The contemporary neo-traditionalist, or neo-classical movement in architecture and urban design, was first imagined by architect Léon Krier. It is now inspiring many architectural and urban undertakings all over the world, in spite of immense opposition that Krier had to face, and devastating critique from all corners of the profession. New architecture inspired by the past is now a widely accepted option, and no longer some kind of marginal oddity cultivated by people 'who don't understand their own time'.
A new way of interpretation of contemporary art, different from 'received wisdom' of half a century of ideological domination, first has to be imagined. Krier's imagining of an alternative brought him back to the achievements of the past, where he found universal laws, or dynamics, which determine form, function and expression.
Krier got the idea that there was such a thing as objective laws in architecture, that these laws remained more or less the same over time, and that in the West, classicism - in the widest sense - was the best expression of these laws. These laws are not fixed rules at the surface, but function on a deeper level, where the dynamics of invention and creation and fantasy operate in the subconscious of individual artists, and where they are fed and stimulated by examples. Related to music, we could say something similar: the internal dynamics which operate in all Western classical, serious music since its beginnings in medieval times, find ever new forms but their nature remains similar. The tonal dynamics under the surfaces of Stravinsky's Violin Concerto are of the same nature as those who give Monteverdi's 'Il Coronatione di Poppea' its compelling expression, as Wagner's 'Parsifal' makes use of the same dynamics that radiate from Palestrina's 'Missa Papae Marcelli'.
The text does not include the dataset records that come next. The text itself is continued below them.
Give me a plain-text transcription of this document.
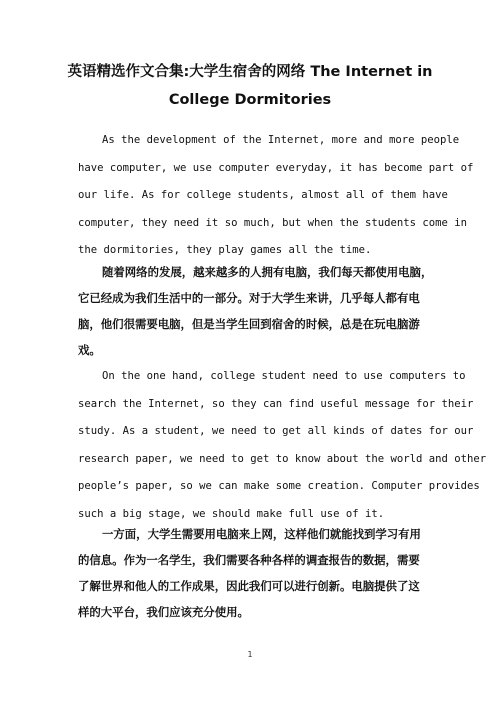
英语精选作文合集:大学生宿舍的网络 The Internet in
College Dormitories

As the development of the Internet, more and more people
have computer, we use computer everyday, it has become part of
our life. As for college students, almost all of them have
computer, they need it so much, but when the students come in
the dormitories, they play games all the time.

随着网络的发展，越来越多的人拥有电脑，我们每天都使用电脑，
它已经成为我们生活中的一部分。对于大学生来讲，几乎每人都有电
脑，他们很需要电脑，但是当学生回到宿舍的时候，总是在玩电脑游
戏。

On the one hand, college student need to use computers to
search the Internet, so they can find useful message for their
study. As a student, we need to get all kinds of dates for our
research paper, we need to get to know about the world and other
people’s paper, so we can make some creation. Computer provides
such a big stage, we should make full use of it.

一方面，大学生需要用电脑来上网，这样他们就能找到学习有用
的信息。作为一名学生，我们需要各种各样的调查报告的数据，需要
了解世界和他人的工作成果，因此我们可以进行创新。电脑提供了这
样的大平台，我们应该充分使用。

1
In the context of a music world where modernism and its watery progeny has built something like an ideological consensus network of vested non-musical interests, to be adhered to (by composers), or to be ignored (by most classical performers), or to be criticized (by audiences), an alternative has first to be imagined before a new music can be written in full awareness of the implications, in other words: not in a spirit of denial of reality, but of full understanding of that reality and thus, deciding to explore different, alternative paths. This is something different from merely continuing a musical language of the past without taking into account what has happened since the beginning of the last century. To reject something, it is good practice to know it first. Therefore, in 'The Classical Revolution' much space is given to descriptions of the fallacies of modernism, misunderstood by some critics as an extremist attack. Where the subject matter is extremist in nature, a description cannot avoid showing the nature of the thing. (A description of the nazi concentration camps cannot be a pleasant and polite exercise.) I believe that a true rejection of modernism (and its weak following) needs a full awareness of what it has brought into the world, so that something different can be imagined and created.... a renaissance of music, no less.